Monica’s named for the former and much-loved lab technologist, Monica Brammer, who previously did the job manually until her retirement several years ago. “Monica (the real one!), was tickled when she heard the news,” said Kathy Biel, Medical Laboratory Technologist. “She was here for a really long time, so this was our way of paying tribute to her.”
The puzzle of blood
Monica works in tandem with new $90,000 slide stainer that was purchased for the lab by the Richmond Hospital Foundation. The new stainer creates high-quality blood smears to produce slides that are easy for Monica to read and analyze with impressive accuracy. Together, the diagnostic tools have resulted in improved patient care at Richmond Hospital.
“Through providing more accurate lab results, we can provide more timely diagnosis and improve a patient’s quality of life,” said Len Perry, manager, Laboratory Operations. “That’s what this is all about.”

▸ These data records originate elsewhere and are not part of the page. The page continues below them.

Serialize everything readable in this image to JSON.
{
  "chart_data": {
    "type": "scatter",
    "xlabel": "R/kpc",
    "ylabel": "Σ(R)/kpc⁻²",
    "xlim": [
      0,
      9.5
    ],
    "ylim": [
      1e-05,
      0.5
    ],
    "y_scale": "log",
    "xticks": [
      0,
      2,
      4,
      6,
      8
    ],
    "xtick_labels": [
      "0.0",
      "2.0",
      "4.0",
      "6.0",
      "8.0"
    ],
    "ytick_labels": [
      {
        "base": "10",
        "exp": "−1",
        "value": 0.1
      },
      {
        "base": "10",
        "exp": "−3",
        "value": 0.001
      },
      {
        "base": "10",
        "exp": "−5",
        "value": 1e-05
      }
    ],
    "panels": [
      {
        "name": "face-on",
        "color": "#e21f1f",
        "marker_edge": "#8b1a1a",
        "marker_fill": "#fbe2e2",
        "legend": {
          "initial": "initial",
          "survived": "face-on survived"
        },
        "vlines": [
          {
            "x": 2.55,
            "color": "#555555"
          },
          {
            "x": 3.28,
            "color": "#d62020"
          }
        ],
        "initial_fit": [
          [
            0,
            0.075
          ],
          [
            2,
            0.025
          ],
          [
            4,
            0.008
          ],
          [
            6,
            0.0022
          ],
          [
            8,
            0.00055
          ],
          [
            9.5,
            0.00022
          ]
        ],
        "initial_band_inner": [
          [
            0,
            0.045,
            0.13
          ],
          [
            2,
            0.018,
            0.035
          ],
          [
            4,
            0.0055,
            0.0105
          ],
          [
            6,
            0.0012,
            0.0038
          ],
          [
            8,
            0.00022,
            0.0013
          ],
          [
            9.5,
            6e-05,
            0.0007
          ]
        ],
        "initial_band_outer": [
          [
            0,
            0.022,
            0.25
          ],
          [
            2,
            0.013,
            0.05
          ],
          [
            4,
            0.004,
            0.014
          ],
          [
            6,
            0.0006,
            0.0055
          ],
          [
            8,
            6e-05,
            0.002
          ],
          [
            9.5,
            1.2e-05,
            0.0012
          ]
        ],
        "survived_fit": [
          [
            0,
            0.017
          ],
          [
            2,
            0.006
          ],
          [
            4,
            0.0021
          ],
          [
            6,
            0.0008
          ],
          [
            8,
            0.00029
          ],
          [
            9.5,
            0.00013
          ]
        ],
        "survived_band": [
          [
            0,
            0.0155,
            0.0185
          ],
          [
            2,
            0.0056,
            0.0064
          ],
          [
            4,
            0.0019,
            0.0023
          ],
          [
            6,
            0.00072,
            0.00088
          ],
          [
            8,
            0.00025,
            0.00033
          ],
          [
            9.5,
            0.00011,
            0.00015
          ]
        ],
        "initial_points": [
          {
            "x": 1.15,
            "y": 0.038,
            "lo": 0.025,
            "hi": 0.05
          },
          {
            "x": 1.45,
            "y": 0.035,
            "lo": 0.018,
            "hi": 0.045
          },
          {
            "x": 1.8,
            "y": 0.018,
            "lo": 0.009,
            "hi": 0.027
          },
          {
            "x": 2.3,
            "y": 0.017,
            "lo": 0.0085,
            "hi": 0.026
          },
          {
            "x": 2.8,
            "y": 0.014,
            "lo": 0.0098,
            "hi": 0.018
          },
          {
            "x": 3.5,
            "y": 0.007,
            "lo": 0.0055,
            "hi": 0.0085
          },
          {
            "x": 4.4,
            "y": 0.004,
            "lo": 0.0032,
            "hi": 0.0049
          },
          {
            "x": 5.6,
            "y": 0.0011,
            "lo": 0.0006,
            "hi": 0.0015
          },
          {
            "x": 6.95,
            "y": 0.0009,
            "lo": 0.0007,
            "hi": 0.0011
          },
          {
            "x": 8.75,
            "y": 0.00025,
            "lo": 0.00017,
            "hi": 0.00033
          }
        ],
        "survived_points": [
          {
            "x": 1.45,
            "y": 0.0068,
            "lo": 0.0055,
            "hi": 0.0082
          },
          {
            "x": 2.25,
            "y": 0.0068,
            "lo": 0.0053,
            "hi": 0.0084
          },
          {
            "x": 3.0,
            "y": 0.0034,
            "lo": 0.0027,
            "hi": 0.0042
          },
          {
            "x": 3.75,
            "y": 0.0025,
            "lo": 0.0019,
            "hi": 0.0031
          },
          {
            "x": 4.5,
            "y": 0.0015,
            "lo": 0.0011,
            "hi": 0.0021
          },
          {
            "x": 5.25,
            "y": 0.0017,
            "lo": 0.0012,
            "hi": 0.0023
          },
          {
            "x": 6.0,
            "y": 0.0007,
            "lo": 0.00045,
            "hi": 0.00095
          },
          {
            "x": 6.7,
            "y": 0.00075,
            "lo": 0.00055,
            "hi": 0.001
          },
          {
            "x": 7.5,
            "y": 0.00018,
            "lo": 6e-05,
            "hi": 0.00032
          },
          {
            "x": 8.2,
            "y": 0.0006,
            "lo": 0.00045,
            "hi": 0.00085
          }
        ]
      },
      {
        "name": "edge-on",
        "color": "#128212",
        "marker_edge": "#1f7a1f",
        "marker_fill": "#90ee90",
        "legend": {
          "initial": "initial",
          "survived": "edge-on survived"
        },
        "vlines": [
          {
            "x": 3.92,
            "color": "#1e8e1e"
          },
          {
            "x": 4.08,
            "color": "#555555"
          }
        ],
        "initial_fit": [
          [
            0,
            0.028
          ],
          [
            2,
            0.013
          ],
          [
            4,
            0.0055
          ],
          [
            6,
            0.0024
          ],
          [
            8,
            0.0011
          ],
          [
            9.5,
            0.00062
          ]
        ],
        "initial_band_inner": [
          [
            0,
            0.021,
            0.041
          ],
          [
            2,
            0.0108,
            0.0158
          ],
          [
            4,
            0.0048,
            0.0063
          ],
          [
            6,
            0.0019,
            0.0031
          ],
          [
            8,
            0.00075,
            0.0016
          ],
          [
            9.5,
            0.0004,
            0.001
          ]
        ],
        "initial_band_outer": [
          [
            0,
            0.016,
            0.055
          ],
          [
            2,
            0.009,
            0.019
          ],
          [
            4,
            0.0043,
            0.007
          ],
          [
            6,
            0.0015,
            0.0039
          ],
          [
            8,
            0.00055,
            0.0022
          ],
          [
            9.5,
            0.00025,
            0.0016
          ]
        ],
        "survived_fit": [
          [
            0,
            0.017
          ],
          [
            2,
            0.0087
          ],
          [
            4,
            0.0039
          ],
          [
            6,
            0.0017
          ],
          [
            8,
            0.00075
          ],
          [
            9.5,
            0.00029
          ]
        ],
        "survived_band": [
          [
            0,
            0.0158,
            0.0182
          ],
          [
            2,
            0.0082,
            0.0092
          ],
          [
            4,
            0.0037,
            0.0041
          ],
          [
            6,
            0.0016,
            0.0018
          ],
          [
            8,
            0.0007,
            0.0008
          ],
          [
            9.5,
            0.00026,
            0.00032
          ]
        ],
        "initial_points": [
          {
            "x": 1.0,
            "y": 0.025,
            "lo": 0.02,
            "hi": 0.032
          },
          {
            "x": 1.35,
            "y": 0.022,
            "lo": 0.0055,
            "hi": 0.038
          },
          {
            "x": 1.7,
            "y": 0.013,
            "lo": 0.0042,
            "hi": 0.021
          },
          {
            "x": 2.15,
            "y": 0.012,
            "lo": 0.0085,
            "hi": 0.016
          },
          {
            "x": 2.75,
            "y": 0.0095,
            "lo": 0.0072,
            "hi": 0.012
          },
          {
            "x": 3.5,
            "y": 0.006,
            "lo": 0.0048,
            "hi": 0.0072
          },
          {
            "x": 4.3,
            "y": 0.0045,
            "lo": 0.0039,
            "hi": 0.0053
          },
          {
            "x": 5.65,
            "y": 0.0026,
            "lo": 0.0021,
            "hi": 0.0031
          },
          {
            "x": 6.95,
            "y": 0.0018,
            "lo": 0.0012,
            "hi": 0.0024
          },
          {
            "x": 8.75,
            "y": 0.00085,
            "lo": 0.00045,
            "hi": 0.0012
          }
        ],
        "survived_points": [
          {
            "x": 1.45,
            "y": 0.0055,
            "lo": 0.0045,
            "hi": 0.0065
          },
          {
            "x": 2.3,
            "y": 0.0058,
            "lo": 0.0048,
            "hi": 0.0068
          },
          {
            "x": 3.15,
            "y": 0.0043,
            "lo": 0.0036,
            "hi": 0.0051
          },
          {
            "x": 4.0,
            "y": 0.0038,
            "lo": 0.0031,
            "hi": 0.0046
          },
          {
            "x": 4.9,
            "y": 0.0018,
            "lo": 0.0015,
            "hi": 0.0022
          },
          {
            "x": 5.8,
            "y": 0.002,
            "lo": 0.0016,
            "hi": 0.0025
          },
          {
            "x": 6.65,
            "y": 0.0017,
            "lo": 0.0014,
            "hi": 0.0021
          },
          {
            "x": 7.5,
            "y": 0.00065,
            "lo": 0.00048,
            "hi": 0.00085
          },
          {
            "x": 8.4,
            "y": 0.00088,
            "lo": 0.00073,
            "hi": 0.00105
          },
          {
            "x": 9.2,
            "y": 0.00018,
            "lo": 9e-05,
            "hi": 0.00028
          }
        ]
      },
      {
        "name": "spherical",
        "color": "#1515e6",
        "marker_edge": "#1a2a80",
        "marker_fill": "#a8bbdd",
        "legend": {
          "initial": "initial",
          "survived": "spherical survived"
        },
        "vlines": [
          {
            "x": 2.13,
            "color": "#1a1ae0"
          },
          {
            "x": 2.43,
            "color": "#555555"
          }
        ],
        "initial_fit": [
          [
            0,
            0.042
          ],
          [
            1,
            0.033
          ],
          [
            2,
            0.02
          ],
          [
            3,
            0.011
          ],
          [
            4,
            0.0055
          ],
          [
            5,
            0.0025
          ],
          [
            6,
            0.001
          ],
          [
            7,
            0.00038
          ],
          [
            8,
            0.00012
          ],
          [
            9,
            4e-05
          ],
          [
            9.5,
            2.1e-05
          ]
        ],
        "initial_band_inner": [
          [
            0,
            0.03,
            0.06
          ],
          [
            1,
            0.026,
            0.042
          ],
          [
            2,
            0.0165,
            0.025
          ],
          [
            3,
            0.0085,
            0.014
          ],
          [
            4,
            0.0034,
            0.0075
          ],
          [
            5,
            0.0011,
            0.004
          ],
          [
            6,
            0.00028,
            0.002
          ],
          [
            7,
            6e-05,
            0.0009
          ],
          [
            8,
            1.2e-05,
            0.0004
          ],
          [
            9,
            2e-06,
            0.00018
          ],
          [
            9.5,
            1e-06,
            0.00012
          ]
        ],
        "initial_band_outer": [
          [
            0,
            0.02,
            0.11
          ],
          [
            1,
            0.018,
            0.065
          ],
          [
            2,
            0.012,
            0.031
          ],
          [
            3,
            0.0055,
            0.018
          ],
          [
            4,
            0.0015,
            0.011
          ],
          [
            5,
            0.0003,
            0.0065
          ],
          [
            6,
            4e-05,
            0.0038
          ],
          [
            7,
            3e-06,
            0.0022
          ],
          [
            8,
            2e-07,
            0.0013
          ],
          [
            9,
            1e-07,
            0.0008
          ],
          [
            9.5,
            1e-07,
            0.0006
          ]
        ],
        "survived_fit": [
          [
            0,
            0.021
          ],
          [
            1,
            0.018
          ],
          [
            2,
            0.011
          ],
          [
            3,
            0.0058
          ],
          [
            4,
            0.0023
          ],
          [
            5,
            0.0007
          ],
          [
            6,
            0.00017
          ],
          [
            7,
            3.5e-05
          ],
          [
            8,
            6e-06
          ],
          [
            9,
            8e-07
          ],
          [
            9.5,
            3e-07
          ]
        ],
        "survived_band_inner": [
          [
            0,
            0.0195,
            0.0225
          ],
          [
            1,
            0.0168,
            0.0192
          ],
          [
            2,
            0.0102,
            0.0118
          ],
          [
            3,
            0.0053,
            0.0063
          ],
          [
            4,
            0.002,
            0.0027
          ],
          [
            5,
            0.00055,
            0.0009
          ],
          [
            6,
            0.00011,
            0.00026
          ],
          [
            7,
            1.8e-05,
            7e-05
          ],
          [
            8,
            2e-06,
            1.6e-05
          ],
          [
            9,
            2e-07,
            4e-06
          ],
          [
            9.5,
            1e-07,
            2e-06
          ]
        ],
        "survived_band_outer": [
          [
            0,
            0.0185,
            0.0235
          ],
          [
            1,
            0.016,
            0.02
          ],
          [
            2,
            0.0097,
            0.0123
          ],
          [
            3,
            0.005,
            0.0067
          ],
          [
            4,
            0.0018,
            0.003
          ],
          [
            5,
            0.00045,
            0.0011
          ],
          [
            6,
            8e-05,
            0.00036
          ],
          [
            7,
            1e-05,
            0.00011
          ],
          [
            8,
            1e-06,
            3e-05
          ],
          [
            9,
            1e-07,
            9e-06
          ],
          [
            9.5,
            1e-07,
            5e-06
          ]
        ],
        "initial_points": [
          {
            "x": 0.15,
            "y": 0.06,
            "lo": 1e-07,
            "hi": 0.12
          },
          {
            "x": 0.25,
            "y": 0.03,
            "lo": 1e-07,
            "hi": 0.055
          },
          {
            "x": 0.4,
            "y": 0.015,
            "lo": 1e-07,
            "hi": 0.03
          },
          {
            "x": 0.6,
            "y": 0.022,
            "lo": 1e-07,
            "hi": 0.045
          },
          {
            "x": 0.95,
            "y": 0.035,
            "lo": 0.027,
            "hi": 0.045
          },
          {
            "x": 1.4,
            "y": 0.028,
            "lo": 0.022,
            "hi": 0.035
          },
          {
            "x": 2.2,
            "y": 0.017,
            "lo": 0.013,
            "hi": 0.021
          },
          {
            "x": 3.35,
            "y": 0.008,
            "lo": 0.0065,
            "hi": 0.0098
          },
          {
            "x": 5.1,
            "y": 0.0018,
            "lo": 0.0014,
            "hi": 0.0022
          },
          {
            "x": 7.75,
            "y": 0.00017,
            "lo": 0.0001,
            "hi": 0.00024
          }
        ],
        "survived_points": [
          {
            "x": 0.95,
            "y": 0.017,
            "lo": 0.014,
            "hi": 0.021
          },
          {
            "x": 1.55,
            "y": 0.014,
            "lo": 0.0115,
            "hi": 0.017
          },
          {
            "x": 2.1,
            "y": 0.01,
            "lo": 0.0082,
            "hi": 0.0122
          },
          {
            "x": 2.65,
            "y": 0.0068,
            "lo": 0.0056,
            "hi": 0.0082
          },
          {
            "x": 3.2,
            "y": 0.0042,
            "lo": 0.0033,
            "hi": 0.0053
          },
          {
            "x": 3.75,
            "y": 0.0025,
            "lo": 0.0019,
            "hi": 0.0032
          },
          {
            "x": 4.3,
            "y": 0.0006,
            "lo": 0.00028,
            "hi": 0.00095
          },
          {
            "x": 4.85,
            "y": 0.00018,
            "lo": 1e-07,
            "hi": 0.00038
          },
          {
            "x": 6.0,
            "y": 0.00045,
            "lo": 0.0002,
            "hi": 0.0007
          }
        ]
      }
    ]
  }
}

Reading the physical properties of blood using a manual microscopy is a laborious and time-consuming procedure. Every blood cell has a story to tell, but deciphering the mix of cell types to understand a person’s health was — in the not-so-distant-past — more art than science. It is a procedure that can be dependent on an individual technologist’s level of experience and expertise.
At Richmond Hospital, however, Monica has leveled this playing field.
“Our lab always gave good results, but now we give excellent results, and at all times,” said Teresa Sharp, chief technologist, Laboratory, VCH Richmond. “Everyone now receives the same standard of care.”